The fourth step on my journey into emptiness was to let go of the roles I occupy in other people’s lives. One of my roles is to be a minister. Part of being a minister is to carry the needs of other people about whom I will be for them. One day, I may help someone with a painful situation, and to them, I become the epitome of kindness and wisdom. That very same day, however, I might not have time to answer another person’s call. So they call me again to tell me how upset they are—at that moment, for them, I may feel like the epitome of an uncaring world.
All of these emotions are perfectly legitimate for people to feel. After the first call, it would be easy for me to believe that I am wonderful; after the second call, it would be easy to believe that I am horrible. But if I pay too much attention to these outer perceptions, I lose sight of who I really am, in the haze of trying to be what everyone wants and needs.

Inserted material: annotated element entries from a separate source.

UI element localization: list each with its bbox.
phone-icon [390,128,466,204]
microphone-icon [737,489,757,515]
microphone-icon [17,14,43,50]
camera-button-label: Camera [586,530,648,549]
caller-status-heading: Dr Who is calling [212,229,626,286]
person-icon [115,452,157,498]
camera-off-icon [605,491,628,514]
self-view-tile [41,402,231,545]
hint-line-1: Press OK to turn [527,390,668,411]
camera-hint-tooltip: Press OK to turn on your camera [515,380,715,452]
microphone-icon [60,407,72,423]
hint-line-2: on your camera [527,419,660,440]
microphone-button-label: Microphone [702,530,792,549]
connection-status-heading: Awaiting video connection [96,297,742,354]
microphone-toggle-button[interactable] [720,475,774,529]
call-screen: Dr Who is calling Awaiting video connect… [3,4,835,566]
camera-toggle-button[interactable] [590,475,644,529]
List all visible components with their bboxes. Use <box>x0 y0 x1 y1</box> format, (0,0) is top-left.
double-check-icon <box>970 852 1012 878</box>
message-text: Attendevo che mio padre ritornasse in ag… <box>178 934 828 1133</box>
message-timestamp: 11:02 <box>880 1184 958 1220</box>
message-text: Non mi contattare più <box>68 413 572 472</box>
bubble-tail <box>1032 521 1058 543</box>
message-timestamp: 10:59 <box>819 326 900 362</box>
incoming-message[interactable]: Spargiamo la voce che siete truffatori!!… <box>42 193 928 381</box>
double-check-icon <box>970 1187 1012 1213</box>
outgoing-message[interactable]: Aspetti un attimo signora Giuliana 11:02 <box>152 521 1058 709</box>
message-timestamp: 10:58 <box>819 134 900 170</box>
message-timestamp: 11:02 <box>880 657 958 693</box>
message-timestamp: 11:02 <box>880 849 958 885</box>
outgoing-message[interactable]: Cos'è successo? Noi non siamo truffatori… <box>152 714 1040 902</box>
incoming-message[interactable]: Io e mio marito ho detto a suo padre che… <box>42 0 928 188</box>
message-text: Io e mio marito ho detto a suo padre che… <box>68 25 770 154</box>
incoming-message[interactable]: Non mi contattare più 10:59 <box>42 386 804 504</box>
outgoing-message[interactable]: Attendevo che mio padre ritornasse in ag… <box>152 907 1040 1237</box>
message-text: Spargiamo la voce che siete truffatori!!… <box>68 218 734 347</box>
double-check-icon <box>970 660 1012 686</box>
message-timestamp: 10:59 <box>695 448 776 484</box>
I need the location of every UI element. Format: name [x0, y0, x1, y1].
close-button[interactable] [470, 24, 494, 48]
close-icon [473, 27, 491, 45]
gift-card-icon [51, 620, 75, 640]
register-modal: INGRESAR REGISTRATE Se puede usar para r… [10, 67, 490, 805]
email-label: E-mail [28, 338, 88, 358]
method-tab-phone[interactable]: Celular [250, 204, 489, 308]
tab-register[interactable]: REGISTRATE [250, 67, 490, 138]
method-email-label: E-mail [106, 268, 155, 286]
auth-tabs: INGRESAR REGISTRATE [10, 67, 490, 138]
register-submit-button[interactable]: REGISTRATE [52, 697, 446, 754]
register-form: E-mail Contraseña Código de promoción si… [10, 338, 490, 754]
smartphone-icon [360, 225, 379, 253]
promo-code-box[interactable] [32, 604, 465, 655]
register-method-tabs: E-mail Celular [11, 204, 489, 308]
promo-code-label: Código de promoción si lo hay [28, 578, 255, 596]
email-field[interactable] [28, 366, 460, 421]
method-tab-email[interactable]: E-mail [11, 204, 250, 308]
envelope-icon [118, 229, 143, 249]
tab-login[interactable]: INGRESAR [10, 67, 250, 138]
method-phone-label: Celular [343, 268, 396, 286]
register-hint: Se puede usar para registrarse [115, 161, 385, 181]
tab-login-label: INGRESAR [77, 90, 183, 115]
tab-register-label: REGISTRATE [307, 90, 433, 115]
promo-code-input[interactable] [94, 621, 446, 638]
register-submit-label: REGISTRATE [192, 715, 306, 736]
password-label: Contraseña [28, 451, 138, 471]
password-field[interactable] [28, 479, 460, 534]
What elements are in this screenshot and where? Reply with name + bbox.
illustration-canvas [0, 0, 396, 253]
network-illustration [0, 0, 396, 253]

This is not only a hazard for ministers: all of us have roles we play for other people, expectations placed on us as workers, as leaders and followers, as parents and children, as lovers and spouses. We wouldn’t be ourselves without our roles, but there is a self beneath the roles.
One day, while writing in my journal, I imagined that I slipped out of my roles, as if I were air or water being sucked right out of a suit of armor. I felt astonished that I could so simply leave behind judgment or praise, and find myself like one hovering behind all the roles I usually occupied. It felt peaceful in that space. I was a spirit that was free to stretch and breathe. In that airy space, I caught a glimpse of my deeper self: I felt myself a spark of light, a caller of spirit, beloved of the larger Mystery. I wanted to be silent, to breathe, to give thanks.
Later, when I was walking on the beach, I saw an empty crab shell. I realized that crabs teach us a wonderful lesson about letting go of our roles: they withdraw from their shells at regular intervals—whenever they have grown too tight—to start fresh and soft again. The roles, like the shells, are good things. But in the journey of the soul, we need to slip out of them periodically, or we will be unable to grow.